12 Haziran 2012 Salı

Belki Bizim Maskelerimiz de Büyülüdür!

    Maskeler! Bugünlerde takıntılı olduğum bir konu. Maske deyince Jim Carrey' nin hayat verdiği The Mask gelmiyor değil tabi insanın aklına ama en az O' nun maskesi kadar büyülü bizimkiler de... 
    Bu dönemde kullandığım maskelerin toplu halde fotoğraflarını çektim. Siz bakmayın benim sevgili maskelerim düğüne gitmiş, çıkışta gelin ve damatla fotoğraf çektiren sülale gibi dursalar da aslında hepsinin kullanım zamanları ayrı ayrı. 
    Maskeleri ve peelingleri göz ve dudak çevresi haricinde uygulamamız gerektiğini unutmayalım ki yaşlılık belirtilerimizi olabildiğince öteleyebilelim! Evet cilt temizliği açısından günlük bakımlar çok önemli ancak maskeler ve peelingler olmadan ışıldayan bir cilde sahip olmak hepimizin genlerinde bulunmayan bir şans. Kozmetik dünyası aslında çok kişisel. Benim cildime uyanlar size uymayabilir. Ama okuması zevkli bir gönderi olsun benim derdim o!
       Sivilceli veya problemli ciltlerde doktor kontrolünde olmak gerektiğini hatırlatarak; kapaklarında ufacık numaralandırmalar yaptım ama ben açıklayarak başlayayım:

1. Watsons green tea deep cleasing facial scrub:  Bildiğiniz gibi maske sürmeden önce cildimize peeling yaparak hazırlamamız gerekir ki maske etkisini gösterebilsin. Watsons' un kendi ürünü olan bu küçük ürün fiyat kalite açısından başarılı.

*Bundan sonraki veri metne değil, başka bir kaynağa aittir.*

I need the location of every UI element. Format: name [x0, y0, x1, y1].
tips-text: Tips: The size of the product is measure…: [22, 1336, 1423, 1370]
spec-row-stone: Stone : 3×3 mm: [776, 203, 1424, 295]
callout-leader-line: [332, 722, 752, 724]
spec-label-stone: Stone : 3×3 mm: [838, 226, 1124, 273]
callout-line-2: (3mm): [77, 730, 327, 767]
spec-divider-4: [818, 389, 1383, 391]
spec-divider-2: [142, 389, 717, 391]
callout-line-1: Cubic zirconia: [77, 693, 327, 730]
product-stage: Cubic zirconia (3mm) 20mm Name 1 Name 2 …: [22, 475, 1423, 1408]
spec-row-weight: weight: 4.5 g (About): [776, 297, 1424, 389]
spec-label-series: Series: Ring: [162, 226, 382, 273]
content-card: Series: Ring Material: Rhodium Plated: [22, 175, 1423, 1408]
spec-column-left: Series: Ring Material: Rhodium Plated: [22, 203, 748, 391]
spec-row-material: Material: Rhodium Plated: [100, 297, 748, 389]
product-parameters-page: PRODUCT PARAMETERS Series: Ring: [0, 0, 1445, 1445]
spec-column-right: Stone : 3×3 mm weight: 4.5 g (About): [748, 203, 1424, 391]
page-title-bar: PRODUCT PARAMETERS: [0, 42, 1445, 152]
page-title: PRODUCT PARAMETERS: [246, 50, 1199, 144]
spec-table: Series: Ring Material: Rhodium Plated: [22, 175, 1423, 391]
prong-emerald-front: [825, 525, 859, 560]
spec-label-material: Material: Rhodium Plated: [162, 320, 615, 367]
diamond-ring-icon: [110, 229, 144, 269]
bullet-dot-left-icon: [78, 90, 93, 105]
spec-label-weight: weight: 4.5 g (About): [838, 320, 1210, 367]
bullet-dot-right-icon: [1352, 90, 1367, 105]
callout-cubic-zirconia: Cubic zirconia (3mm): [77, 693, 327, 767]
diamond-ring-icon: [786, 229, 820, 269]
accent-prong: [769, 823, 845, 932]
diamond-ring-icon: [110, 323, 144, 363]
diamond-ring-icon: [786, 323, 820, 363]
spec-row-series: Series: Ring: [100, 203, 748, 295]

2. Watsons green tea antioxidant deep cleasing mud: Kil maskeleri her dönem vazgeçilmezlerim oldular. Yine bu ürün de fiyat kalite açısından başarılı. Ciltte bıraktığı yumuşak hissi sevdim.

3. Yves rocher radıant skin scrub: Yine bir peeling. Kayısı çekirdeği özlü olması kesinlikle avantajı. Ciltte bıraktığı nemlendirme hissinden dolayı bu üründen kışın daha memnun kalacağımı düşündürdü.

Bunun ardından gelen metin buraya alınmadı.